North Tolsta, Lewis, Outer Hebrides
Placed on top of a small hill, the village of North Tolsta is surrounded by some rather pleasant scenery. Its remote location in the north-west of Lewis means that the village, along with the area it is located in, is rather serene and tranquil. The village overlooks a beautiful beach named Tràigh Mhor, a long stretch of sand backed by a row of large sand dunes. To the east of North Tolsta is a rugged promontory named Tolsta Head – the coastal landscape includes natural arches and large rock stacks. To the north, the coastline is rather wild, with cliffs that wind their way around countless headlands and inlets.

Northam, Devon
Northam and Westward Ho! are two small conjoined towns situated on the north coast of Devon, around 50 km to the north-west of Exeter. Located a stone’s throw away from both the coast and the Torridge Estuary, Northam has a traditional Devon feel to it – it is filled with many centuries-old buildings, including a 15th Century church. Pubs and several shops can be found here. Northam Burrows Country Park is located to the north, and is ideal for walks on the sand dunes. During low tide, exposed sand flats to the west of the country park provide an ideal opportunity for surfers. To the west of Northam is Westward Ho! – one of only two settlements in the world using an exclamation mark in its name, Westward Ho! is a quiet holiday town with an amusement arcade and a couple of pubs and cafes. With Northam Burrows to the north, and the wild and rugged North Devon coastal landscape to its south-west, there are plenty of hiking opportunities in the local area.

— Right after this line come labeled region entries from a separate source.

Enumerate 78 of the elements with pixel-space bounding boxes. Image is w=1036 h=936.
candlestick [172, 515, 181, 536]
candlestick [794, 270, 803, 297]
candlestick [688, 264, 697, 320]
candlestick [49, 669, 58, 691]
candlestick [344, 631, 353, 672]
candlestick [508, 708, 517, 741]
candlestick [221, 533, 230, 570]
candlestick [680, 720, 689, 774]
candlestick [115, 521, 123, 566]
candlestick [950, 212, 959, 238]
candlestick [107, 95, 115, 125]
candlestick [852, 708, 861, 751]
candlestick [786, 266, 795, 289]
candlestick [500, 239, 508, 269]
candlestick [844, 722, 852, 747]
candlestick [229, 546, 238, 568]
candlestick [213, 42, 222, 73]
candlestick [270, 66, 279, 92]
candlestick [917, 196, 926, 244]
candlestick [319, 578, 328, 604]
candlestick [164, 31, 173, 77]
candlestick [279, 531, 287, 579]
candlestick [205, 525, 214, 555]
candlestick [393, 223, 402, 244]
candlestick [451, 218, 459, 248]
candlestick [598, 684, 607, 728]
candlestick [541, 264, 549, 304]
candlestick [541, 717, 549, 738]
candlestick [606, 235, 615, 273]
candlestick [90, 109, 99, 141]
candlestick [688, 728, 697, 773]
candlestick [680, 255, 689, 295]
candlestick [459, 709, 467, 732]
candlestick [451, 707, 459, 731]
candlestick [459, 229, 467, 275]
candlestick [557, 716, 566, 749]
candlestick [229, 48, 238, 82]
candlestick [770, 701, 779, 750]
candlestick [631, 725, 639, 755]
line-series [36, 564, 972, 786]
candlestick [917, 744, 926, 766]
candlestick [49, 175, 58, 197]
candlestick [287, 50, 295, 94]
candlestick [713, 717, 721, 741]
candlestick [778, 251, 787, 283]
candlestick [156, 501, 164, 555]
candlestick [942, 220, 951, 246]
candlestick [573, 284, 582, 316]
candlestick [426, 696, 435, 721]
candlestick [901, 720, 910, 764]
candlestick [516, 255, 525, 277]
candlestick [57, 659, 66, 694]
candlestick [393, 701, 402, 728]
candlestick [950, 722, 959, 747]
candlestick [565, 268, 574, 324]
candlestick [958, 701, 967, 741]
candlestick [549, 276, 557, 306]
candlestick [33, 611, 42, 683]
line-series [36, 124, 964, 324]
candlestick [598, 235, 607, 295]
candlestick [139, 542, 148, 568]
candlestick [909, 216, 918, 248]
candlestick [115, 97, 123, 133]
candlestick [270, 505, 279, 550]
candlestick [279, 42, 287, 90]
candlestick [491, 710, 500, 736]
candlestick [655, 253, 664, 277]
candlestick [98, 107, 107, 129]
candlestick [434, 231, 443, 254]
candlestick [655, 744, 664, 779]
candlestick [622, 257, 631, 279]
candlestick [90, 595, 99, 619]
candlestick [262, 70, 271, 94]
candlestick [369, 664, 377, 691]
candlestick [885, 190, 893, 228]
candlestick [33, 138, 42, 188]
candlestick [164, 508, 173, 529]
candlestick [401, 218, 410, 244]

Northton, Harris, Outer Hebrides
Located on the southwestern side of Harris, the hamlet of Northton is surrounded by some rather pleasant scenery. Large coastal hills tower dramatically over the settlement, with a large sandy bay complete with plenty of sand dunes placed on its northern side. In addition, a smaller beach is situated next to the village, a pleasant curve of white-coloured sand that is easily accessible from a country lane that runs through Northton.

Norton, Isle of Wight
Norton is a small hamlet located on the north-western edge of the Isle of Wight, just to the west of Yarmouth. It is flanked by a lush coastal woodland that is part of Fort Victoria Country Park, and includes a coastal footpath and a beach made of sand and shingle. Fossils are frequently found along the shore, including mollusc shells, turtle shells and crocodile scales. The country park takes its name from Fort Victoria, a former 19th century fortress that sits above the shore, and is today home to a reptile house, a planetarium and a handful of gift shops. The Norton Grange coastal village is located to the east of Fort Victoria, and includes a hotel and holiday chalets.

Noss Mayo, Devon
The small village of Noss Mayo is located on the southern banks of Newton Creek, an inlet of the larger River Yealm, a drowned river valley. It is surrounded by some beautiful natural scenery, with ancient woodland and steep hillslopes surrounding the village. Noss Mayo itself is a beautiful village of old stone-built cottages, many of which are placed just above the water’s edge. A couple of traditional pubs overlook the shore, named The Ship Inn and The Swan Inn.